Water sorption and glass transition temperatures in red raspberry (Rubus idaeus)

Abstract Water sorption isotherms and glass transition temperatures of raspberries were determined to understand interactions between water and biopolymers. Water adsorption and desorption isotherms of raspberries were determined with an isopiestic method. Thermal transitions of raspberries equilibrated at selected water concentrations using adsorption and desorption were determined by differential scanning calorimetry (DSC). The sorption isotherm data were modeled by BET and GAB equations, while the plasticizing influence of water on glass transition was modeled by the Gordon–Taylor equation. Equilibrium water concentrations varied at equivalent water activities during adsorption and desorption indicating occurrence of hysteresis and irreversibility of thermodynamic processes. The monolayer water concentrations of 0.099 and 0.108 kg water/kg dry raspberry solids obtained by BET and GAB models during desorption were larger than those during adsorption (0.059 and 0.074 kg water/kg dry raspberry solids). The glass transition temperature of raspberries decreased with increasing water concentrations. The Gordon–Taylor parameters Tgs and k obtained for raspberries during adsorption were 42.6 °C and 4.73 and during desorption were 44.9 °C and 5.03, respectively.
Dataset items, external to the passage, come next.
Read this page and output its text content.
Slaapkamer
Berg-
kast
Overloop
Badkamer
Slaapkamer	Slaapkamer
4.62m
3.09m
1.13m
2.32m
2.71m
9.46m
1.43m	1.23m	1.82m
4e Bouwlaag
The characteristic glass transition temperature of the maximally freeze concentrated solution T ′ g was −63.1 ± 5 °C and the onset of ice crystal melting temperature T ′ m was −32.3 ± 0.4 °C. Although the water activity differed significantly at equivalent water concentrations obtained using absorption or desorption, the glass transition temperatures of raspberries were dependent on the concentration of water present not the method of equilibration.